Saif al-Islam, a son of deposed Libyan leader Muammar Gadhafi, appeared in court briefly on Thursday in the town of Zintan, where he had been held since his capture in November 2011.
Al-Islam, at the center of a legal tussle between Libya and the International Criminal Court (ICC), smiled and told reporters he was in good health.
The powerful armed group in Zintan, which spearheaded the capture of Tripoli from Gadhafi’s forces in August 2011, has insisted on keeping Saif al-Islam imprisoned in the town, 90 miles southwest of the Libyan capital.
Once Gadhafi’s presumed heir, Saif al-Islam is wanted by the ICC on war crimes charges, but the case to be heard in Zintan relates to charges that he gave information to an ICC lawyer last year that could endanger national security.
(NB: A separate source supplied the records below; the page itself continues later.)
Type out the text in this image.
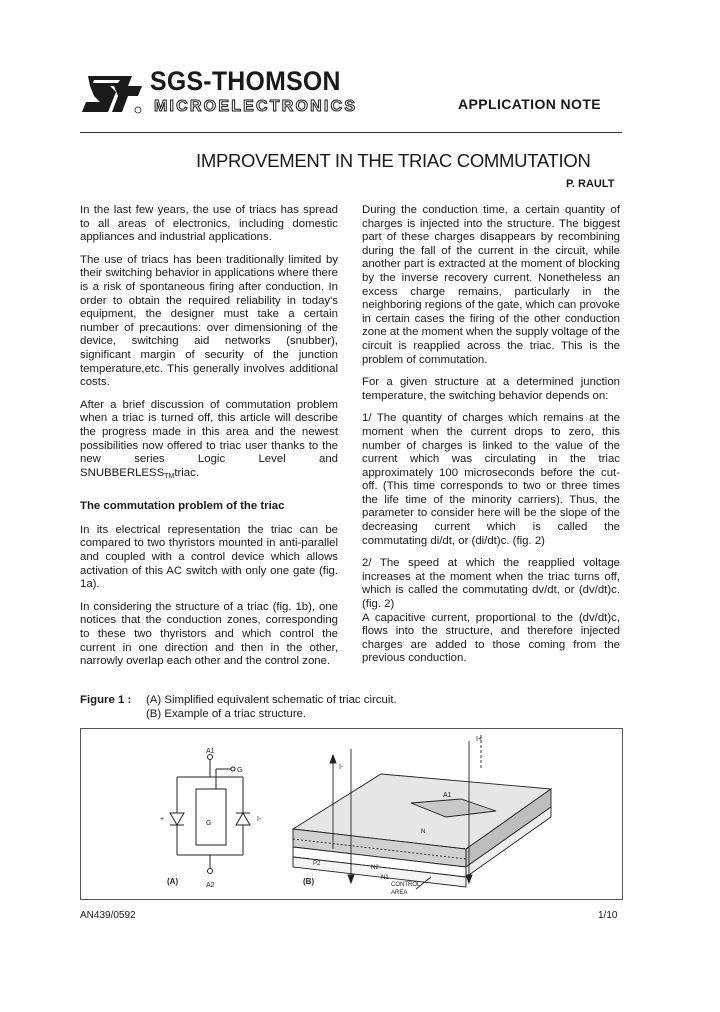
SGS-THOMSON
MICROELECTRONICS	APPLICATION NOTE
IMPROVEMENT IN THE TRIAC COMMUTATION
P. RAULT

In the last few years, the use of triacs has spread to all areas of electronics, including domestic appliances and industrial applications.

The use of triacs has been traditionally limited by their switching behavior in applications where there is a risk of spontaneous firing after conduction. In order to obtain the required reliability in today's equipment, the designer must take a certain number of precautions: over dimensioning of the device, switching aid networks (snubber), significant margin of security of the junction temperature,etc. This generally involves additional costs.

After a brief discussion of commutation problem when a triac is turned off, this article will describe the progress made in this area and the newest possibilities now offered to triac user thanks to the new series Logic Level and $SNUBBERLESS_{TM}triac$.

The commutation problem of the triac

In its electrical representation the triac can be compared to two thyristors mounted in anti-parallel and coupled with a control device which allows activation of this AC switch with only one gate (fig. 1a).

In considering the structure of a triac (fig. 1b), one notices that the conduction zones, corresponding to these two thyristors and which control the current in one direction and then in the other, narrowly overlap each other and the control zone.

During the conduction time, a certain quantity of charges is injected into the structure. The biggest part of these charges disappears by recombining during the fall of the current in the circuit, while another part is extracted at the moment of blocking by the inverse recovery current. Nonetheless an excess charge remains, particularly in the neighboring regions of the gate, which can provoke in certain cases the firing of the other conduction zone at the moment when the supply voltage of the circuit is reapplied across the triac. This is the problem of commutation.

For a given structure at a determined junction temperature, the switching behavior depends on:

1/ The quantity of charges which remains at the moment when the current drops to zero, this number of charges is linked to the value of the current which was circulating in the triac approximately 100 microseconds before the cut-off. (This time corresponds to two or three times the life time of the minority carriers). Thus, the parameter to consider here will be the slope of the decreasing current which is called the commutating di/dt, or (di/dt)c. (fig. 2)

2/ The speed at which the reapplied voltage increases at the moment when the triac turns off, which is called the commutating dv/dt, or (dv/dt)c. (fig. 2)

A capacitive current, proportional to the (dv/dt)c, flows into the structure, and therefore injected charges are added to those coming from the previous conduction.

Figure 1 : (A) Simplified equivalent schematic of triac circuit.
(B) Example of a triac structure.
A1
G
G
+	I-
A2
(A)
I-
I+
A1
N
N2
N1
P2
CONTROL
AREA
(B)
AN439/0592	1/10
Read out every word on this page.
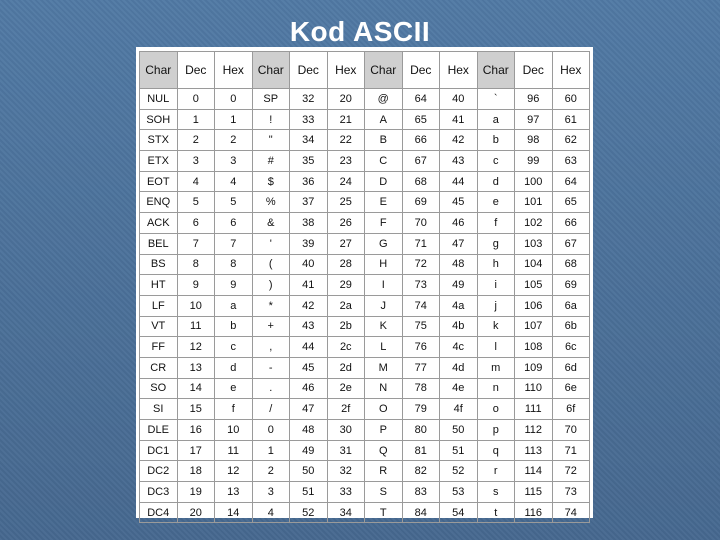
Kod ASCII
Char	Dec	Hex	Char	Dec	Hex	Char	Dec	Hex	Char	Dec	Hex
NUL	0	0	SP	32	20	@	64	40	`	96	60
SOH	1	1	!	33	21	A	65	41	a	97	61
STX	2	2	"	34	22	B	66	42	b	98	62
ETX	3	3	#	35	23	C	67	43	c	99	63
EOT	4	4	$	36	24	D	68	44	d	100	64
ENQ	5	5	%	37	25	E	69	45	e	101	65
ACK	6	6	&	38	26	F	70	46	f	102	66
BEL	7	7	'	39	27	G	71	47	g	103	67
BS	8	8	(	40	28	H	72	48	h	104	68
HT	9	9	)	41	29	I	73	49	i	105	69
LF	10	a	*	42	2a	J	74	4a	j	106	6a
VT	11	b	+	43	2b	K	75	4b	k	107	6b
FF	12	c	,	44	2c	L	76	4c	l	108	6c
CR	13	d	-	45	2d	M	77	4d	m	109	6d
SO	14	e	.	46	2e	N	78	4e	n	110	6e
SI	15	f	/	47	2f	O	79	4f	o	111	6f
DLE	16	10	0	48	30	P	80	50	p	112	70
DC1	17	11	1	49	31	Q	81	51	q	113	71
DC2	18	12	2	50	32	R	82	52	r	114	72
DC3	19	13	3	51	33	S	83	53	s	115	73
DC4	20	14	4	52	34	T	84	54	t	116	74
Libya, which wants to try Saif al-Islam itself, has yet to indict him for war crimes, although the public prosecutor has said a case is being prepared.
Libyan lawyer Ahmed al-Jehani said he expected the ICC to decide in May whether Libya can handle Saif al-Islam’s trial and that of Gadhafi’s former intelligence chief Abdullah al-Senussi.
“We have submitted a great deal of evidence and documentation to convince them we are able,” Jehani told Reuters, adding that the dossier included medical reports, confessions and witness statements.
“No one can say whether he will get the death penalty,” he said when asked if Saif al-Islam was at risk of being executed in Libya. “It is up to the judge,” he added.